Marco Antonio Maximo Prado is a Brazilian/Canadian neuroscientist. He is a Tier 1 Canada Research Chair in Neurochemistry of Dementia and Deputy Editor-in-Chief for Journal of Neurochemistry.

==Early life and education==
Prado was born and raised in Brazil. He earned his Bachelor of Pharmacy from the Fluminense Federal University and his Master of Science and PhD in biochemistry from the Federal University of Minas Gerais. While conducting his doctorate degree, Prado spent three years at McGill University in Montreal, Quebec.

==Career==
Following his PhD, Prado and his wife Vania returned to the Federal University of Minas Gerais where they ran separate molecular research laboratories. Prior to joining the faculty at the University of Western Ontario (UWO), Prado focused his research on studying proteins as they relate to prion diseases. He used mouse models to understand how abnormal protein behaviours play roles in neurodegenerative diseases.

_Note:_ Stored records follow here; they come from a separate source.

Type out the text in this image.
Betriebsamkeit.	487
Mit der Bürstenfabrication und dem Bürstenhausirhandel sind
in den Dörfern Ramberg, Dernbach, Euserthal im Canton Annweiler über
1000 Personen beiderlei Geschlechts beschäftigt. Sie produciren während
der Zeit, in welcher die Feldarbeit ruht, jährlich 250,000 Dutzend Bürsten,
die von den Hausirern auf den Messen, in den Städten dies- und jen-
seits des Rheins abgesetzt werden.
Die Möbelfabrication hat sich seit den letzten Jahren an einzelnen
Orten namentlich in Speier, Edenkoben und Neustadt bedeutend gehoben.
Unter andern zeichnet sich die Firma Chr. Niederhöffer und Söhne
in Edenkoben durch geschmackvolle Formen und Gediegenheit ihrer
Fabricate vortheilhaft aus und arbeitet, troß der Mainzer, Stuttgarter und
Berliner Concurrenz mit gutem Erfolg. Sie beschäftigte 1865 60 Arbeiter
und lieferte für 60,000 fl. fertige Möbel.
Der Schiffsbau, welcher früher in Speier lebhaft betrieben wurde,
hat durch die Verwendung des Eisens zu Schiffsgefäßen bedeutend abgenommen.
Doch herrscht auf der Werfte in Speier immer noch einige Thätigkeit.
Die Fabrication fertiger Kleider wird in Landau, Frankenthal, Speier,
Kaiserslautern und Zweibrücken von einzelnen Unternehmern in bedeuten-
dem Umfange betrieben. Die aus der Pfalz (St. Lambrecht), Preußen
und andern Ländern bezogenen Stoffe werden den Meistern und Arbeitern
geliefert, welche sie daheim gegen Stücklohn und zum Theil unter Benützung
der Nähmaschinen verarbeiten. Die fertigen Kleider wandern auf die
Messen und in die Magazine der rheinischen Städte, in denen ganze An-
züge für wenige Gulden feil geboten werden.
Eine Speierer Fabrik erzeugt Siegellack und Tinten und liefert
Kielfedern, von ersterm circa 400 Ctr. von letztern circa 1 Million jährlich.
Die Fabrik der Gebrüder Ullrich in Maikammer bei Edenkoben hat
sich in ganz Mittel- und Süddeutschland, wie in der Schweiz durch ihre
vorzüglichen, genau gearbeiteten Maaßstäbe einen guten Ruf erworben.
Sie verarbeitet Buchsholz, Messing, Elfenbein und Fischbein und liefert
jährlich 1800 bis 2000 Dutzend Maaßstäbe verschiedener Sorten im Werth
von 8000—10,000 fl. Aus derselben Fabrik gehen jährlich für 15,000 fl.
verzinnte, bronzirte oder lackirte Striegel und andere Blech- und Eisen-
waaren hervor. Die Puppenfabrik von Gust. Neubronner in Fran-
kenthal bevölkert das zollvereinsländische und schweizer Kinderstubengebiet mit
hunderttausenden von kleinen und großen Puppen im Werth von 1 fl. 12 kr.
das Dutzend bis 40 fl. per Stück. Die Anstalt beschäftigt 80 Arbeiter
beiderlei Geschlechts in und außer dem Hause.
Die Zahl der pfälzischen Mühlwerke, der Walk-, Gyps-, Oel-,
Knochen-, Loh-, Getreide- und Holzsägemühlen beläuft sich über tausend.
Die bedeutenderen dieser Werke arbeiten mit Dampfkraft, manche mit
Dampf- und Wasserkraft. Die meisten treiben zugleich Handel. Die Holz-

In 2004, Prado accepted a John Simon Guggenheim Memorial Foundation Fellowship in Neuroscience. Upon accepting a faculty appointment at UWO as a tenured full professor, Prado established a laboratory to focus on two projects. His first project aimed at studying molecular mechanisms in Alzheimer's disease while his second project focused on transmissible spongiform encephalopathies. In 2011, Prado and his wife were part of a team of researchers who demonstrated that investigated the role of cholinergic neurons in the striatum, a brain region affected in Parkinson's disease." As a result of his research, Prado was named a UWO Faculty Scholar in 2013.

In 2019, Prado was named a Tier 1 Canada Research Chair in Neurochemistry of Dementia and Editor-in-Chief for Reviews for Journal of Neurochemistry.